Q&A: Butler Health CIO Thomas McGill, MD
Thomas McGill, MD, vice president of quality and safety and chief information officer at Pennsylvania's Butler Health System, describes the system as "Community Hospital USA."
Located about 30 miles west of Pittsburgh, Butler is a single-hospital health system with 14,000 annual discharges, 50,000 emergency department visits and 500,000 outpatient encounters a year. It services a population of 200,000 with 300 docs on medical staff and revenue of approximately $275 million.
McGill spoke with Healthcare IT News about the role of a physican CIO at this time of change, as healthcare shifts away from volume and toward value-based care. He offered the following bits of perspective.
[See also: Q&A: Geisinger CIO Frank Richards ]
MDs make good CIOs
I'm an infectious disease doctor by training. I came to Butler Health System in 1992. I was the founder of the quality department at Butler; infection control naturally developed into quality. Then I was functionally the CMIO because that's how you get data for quality work. The CIO retired. They asked me to be interim. After six months, they asked me to stick with it. I said, "Yes." That was four years ago this month.
I'm still a newbie in terms of the technology. You have to trust your technology people. You have a little more uncertainty, say, than if you came more from the tech side. On the other hand, I know very clearly what's important for the business and the operations. If I were to say what's more important I would say that business acumen trumps technology chops right now, especially with the transformation of healthcare.
I practice 50 days a year. I do one weekend a month, and I cover some vacations for my infectious disease practice partner. After a weekend at the hospital, I can talk to my [IT] team about what is hard and what is easy. I ask them to improve the workflow. It's all there – getting the workflow and the information more easily accessible, making it easier. EMR is quite customizable. It's quite an art form to get it so that it's there but not distracting. A lot of solutions, when we first lay them out, they are distracting.
[See also: Q&A: Kaiser Permanente CIO Dick Daniels]
Everyone has a certain amount of cognitive bandwidth, and the distractions or stress in life, the fatigue, can narrow your bandwidth. You get tunnel vision. You're focused on the immediate problem, which could be trying to get that system to work, and outside of that tunnel is what's really important, which may be something with the patient that isn't exactly obvious, but if you had time to contemplate it, you recognize it and you're actually doing a better job.
Butler Health System is managing transitions of care
The way I think about population health management is, No. 1, coordination of care. And what that means is on an individual basis, when you ask providers, they know what to do, but getting all the different pieces that are not part of the same exact system working in the interest of the patient – I consider that phase one of population health, so that's where this messaging comes in. But right now, we're not able to integrate it directly into their record, but we can send it to them in some secure format where they can see it as a human readable or ingested in some other way.

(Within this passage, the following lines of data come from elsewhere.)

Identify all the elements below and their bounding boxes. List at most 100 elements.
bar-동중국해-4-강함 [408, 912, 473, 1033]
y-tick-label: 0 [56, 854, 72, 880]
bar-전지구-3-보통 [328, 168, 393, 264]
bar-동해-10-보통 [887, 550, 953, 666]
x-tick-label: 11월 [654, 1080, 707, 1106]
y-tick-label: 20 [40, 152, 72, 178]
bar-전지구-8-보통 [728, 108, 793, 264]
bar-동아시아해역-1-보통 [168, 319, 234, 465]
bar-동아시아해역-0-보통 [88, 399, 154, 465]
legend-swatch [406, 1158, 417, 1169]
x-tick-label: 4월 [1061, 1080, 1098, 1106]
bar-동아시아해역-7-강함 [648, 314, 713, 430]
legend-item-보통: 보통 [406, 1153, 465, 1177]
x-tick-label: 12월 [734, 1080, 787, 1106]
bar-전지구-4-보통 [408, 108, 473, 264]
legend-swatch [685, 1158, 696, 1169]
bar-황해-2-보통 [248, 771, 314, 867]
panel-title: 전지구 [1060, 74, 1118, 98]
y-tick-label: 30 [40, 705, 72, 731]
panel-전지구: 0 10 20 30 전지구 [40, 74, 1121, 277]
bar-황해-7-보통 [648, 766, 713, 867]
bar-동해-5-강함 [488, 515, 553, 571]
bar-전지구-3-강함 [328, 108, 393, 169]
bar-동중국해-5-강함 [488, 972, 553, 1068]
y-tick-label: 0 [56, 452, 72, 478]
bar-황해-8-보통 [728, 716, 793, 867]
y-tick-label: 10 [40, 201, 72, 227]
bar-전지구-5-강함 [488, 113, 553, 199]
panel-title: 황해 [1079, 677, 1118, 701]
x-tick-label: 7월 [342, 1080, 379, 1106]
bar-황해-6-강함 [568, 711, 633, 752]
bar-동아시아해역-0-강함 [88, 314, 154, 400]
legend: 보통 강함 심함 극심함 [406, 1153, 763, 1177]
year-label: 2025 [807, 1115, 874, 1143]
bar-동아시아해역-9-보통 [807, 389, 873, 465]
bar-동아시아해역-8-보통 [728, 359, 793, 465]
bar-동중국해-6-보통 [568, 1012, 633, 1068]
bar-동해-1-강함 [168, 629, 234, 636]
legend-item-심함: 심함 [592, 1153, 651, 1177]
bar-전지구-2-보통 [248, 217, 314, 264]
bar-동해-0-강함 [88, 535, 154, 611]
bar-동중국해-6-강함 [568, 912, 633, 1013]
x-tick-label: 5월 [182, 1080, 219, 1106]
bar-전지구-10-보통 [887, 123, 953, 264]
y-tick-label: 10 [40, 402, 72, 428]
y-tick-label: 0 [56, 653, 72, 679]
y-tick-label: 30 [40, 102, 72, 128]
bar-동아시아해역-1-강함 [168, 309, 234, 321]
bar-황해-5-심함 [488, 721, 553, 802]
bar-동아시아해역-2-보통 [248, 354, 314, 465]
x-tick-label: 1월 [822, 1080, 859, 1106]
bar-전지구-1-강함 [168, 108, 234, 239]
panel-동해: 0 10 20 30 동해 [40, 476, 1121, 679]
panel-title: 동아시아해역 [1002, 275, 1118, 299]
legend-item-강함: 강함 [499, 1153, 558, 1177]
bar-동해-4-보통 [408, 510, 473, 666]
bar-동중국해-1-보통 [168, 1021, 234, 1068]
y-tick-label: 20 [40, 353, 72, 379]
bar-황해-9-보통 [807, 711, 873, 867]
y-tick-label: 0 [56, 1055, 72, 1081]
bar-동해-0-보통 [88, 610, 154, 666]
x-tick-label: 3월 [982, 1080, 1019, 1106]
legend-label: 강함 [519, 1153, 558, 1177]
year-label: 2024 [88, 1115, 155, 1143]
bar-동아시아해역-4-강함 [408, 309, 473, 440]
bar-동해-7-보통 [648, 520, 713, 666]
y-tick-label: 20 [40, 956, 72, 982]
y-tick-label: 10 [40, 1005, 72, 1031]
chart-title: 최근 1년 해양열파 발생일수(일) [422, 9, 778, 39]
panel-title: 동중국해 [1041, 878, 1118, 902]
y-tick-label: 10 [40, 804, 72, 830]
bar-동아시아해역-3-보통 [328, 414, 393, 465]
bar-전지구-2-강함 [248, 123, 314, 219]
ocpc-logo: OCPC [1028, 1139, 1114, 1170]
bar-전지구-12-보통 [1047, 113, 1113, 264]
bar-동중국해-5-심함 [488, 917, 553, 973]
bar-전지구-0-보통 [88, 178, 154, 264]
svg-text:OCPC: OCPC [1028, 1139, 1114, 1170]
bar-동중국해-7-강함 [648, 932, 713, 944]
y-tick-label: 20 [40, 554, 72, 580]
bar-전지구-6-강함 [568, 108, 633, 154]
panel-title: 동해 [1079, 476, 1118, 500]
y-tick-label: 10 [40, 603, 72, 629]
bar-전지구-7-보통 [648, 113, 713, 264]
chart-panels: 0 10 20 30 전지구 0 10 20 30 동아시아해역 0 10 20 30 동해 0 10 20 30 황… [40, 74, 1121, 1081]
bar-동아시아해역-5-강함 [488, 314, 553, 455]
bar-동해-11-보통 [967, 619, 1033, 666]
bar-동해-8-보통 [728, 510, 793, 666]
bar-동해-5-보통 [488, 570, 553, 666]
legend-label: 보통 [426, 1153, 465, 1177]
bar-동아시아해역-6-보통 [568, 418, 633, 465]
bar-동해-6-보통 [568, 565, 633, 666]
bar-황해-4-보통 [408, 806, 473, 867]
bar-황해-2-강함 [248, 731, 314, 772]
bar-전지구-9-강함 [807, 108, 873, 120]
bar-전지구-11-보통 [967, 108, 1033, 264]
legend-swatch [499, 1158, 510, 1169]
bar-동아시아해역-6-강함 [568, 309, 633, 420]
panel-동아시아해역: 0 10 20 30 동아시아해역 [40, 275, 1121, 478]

We pass information forward down the line more effectively than the continuity of care documents office. It could be to home health or it could be long-term care or a patient's doctor. The CCD is a good start. But there's a lot of important stuff that's not in there. We're starting to send additional messages outside of the CCD to important downstream providers that they say they need or we think they may need in order to enhance the care downstream. We're often sending them to humans, because we can't integrate it into their record at this point. But it seems to be key for preventing readmissions, for instance.
Diagnose early and often
We're changing our workflows asking providers to identify a provisional diagnosis for the problem early. Once there's a provisional problem, then there's actually a good medical practice that already has a pretty good conceptual framework about it. That can then help you not forget things and prioritize the order of things. The system can present other information. You have to be aware of that could be related to that. You, of course, have to program all this.
Let's pick a common problem: heart failure. Let's say a patient has heart failure. So, there are certain medications that are good for heart failure, certain labs you want to follow, and even on the diagnosis and coding side, for proper payment and burden of disease.
Butler integrates first, buys second, builds last
We make buy decisions all the time when looking at a problem and conversely a solution: How long would it take? How much does it cost, or do we have to buy it? That's what it really comes down to, to really pushing the vendors into telling you what they can really do. There seems to be quite a bit of vaporware out there. If I get this, what am I going to have to do to make this effective? They fail to tell you that you have to figure it out for yourself. But we figure it out before we buy it.
Pure technology people seem to think, "If I buy the right stuff and implement it, my problems will be solved." But, really, technology is a tool – so you have to know how to use it. When it comes to information technology, I focus on having people asking the right questions. I notice that when I'm at conferences, there does seem to be that belief that if I just buy the right stuff, my problems will be over.